Digital surveillance is now a part of life. The Internet is built upon the virtue of sharing. When you’re online, you have nothing to hide. Conflict between privacy and security is nothing new. However, it has become more complex and difficult with broad use of AI. What if there is somebody who knows you better than you know yourself. Therefore, what we should be more concerned about is our vulnerable privacy, that is continuously analyzed, updated and expanded for the purpose that we don’t recognize. Digital surveillance has been justified to fight COVID-19. Technology can play an important role during a pandemic indeed. However, it does not give authoritarian governments carte blanche for digital surveillance, nor a permanent measure for them to become a surveillance state. AI often tempts people in power to abandon moral responsibility. 

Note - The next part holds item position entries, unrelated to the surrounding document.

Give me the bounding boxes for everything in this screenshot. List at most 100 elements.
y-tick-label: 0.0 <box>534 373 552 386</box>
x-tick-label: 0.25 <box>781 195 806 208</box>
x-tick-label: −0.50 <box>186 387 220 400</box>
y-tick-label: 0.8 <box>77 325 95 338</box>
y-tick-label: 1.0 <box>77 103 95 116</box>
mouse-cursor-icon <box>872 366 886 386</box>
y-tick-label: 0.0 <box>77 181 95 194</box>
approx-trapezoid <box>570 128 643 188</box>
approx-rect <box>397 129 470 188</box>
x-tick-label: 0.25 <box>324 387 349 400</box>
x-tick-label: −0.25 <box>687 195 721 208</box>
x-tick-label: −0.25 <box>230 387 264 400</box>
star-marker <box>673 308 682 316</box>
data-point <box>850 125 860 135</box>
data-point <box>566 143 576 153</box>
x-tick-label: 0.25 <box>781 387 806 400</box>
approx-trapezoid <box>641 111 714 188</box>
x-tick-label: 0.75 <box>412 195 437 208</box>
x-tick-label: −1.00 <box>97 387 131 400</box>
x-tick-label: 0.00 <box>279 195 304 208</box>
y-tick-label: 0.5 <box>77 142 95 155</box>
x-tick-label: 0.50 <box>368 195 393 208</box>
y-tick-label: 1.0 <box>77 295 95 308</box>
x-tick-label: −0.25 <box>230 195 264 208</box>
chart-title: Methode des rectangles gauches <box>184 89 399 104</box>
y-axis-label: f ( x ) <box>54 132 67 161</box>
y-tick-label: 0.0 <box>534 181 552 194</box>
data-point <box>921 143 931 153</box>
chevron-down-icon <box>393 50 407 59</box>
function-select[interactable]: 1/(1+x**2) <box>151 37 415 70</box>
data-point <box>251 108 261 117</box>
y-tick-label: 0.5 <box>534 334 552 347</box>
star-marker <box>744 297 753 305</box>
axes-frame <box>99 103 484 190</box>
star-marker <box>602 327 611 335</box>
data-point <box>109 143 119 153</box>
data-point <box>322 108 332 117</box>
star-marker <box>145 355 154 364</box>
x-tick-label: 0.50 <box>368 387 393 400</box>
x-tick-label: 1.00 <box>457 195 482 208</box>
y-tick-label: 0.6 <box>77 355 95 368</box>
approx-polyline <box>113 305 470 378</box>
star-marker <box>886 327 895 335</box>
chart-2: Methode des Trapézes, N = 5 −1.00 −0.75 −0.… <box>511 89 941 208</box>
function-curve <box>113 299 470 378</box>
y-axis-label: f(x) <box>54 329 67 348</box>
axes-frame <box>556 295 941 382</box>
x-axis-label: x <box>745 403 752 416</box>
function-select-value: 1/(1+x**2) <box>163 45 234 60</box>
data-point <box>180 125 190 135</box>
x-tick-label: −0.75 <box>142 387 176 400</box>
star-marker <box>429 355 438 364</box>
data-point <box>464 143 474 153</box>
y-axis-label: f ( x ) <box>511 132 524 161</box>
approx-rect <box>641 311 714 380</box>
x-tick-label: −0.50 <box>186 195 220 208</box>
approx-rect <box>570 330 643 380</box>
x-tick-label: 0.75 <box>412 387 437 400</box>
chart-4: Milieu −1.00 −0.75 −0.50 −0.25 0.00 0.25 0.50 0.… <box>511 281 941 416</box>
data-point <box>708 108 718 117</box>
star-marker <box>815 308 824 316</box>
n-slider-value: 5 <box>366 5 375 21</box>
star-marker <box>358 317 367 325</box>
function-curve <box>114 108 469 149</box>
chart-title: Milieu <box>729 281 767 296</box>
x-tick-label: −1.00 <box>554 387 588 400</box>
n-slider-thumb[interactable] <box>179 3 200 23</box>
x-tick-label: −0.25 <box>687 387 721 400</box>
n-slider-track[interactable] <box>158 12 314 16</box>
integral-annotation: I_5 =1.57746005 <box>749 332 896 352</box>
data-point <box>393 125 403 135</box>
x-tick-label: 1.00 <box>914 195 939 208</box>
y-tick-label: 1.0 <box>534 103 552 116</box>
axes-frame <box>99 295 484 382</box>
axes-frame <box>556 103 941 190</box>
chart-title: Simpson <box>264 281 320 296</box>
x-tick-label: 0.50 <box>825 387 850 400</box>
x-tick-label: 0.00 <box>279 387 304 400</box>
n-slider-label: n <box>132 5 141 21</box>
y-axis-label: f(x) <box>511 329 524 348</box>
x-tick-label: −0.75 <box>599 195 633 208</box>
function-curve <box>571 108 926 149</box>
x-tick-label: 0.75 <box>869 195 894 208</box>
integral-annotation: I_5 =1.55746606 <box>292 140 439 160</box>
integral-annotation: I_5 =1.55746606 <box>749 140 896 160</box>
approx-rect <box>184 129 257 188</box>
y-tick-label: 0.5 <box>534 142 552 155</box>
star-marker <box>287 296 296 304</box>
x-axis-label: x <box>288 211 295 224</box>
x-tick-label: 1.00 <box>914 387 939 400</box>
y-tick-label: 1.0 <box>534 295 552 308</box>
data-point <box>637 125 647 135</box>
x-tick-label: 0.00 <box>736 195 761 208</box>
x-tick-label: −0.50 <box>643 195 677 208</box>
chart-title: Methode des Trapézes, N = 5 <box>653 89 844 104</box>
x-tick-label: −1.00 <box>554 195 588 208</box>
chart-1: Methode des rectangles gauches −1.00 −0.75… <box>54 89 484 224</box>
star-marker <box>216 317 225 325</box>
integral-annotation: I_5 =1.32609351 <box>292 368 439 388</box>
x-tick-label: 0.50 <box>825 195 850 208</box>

WhatsApp has recently filed a lawsuit in India against the government that requires social media companies to identify the first originator of information if the authorities demand it. The government could argue with the manipulation of information on social media or harmful misinformation during a public health crisis. Or perhaps, they can’t just stand the criticism of the government’s response to the crisis. WhatsApp has 2 billion active users worldwide and India has the most WhatsApp users counting 390 million. If anyone wants to trace chats that are encrypted end-to-end, it simply violates human right to privacy, not to mention the new privacy rules of WhatsApp. WhatsApp’s statement showed that tracing chats is like keeping a fingerprint of every single message over the Internet. Though, can anyone get this done without the power of AI? For WhatsApp and its parent company, Facebook, user data is the bread and butter. Funny enough Facebook and Apple are fighting over your privacy as Apple gives users the ability to opt out of being followed around the internet with its recent iOS update.

AI is getting better and better. AI can do good. AI will help humanity, not harm it. Many leading tech companies have dedicated resources to build AI for good and support developers who do the same. AI could generate a lot of disinformation and make a broader reach to audience with fake news. Garbage in, garbage out? Algorithms are only as good as the input. 2.5 quintillion bytes is how much data people create every day on the planet. There are 18 zeros in a quintillion. The amount of content and data generated daily is too much for humans to effectively monitor, digest and absorb. AI offers a solution for that. AI should be used to battle negative consequences. Therefore, some argued that all value produced by AI has to be a public property. We all know that it is wishful thinking, though, as people with higher power already know what AI tastes like. As a rule of thumb, there is no implicit good or bad to AI. At the end of day, AI is just a tool. Who drives it really matters.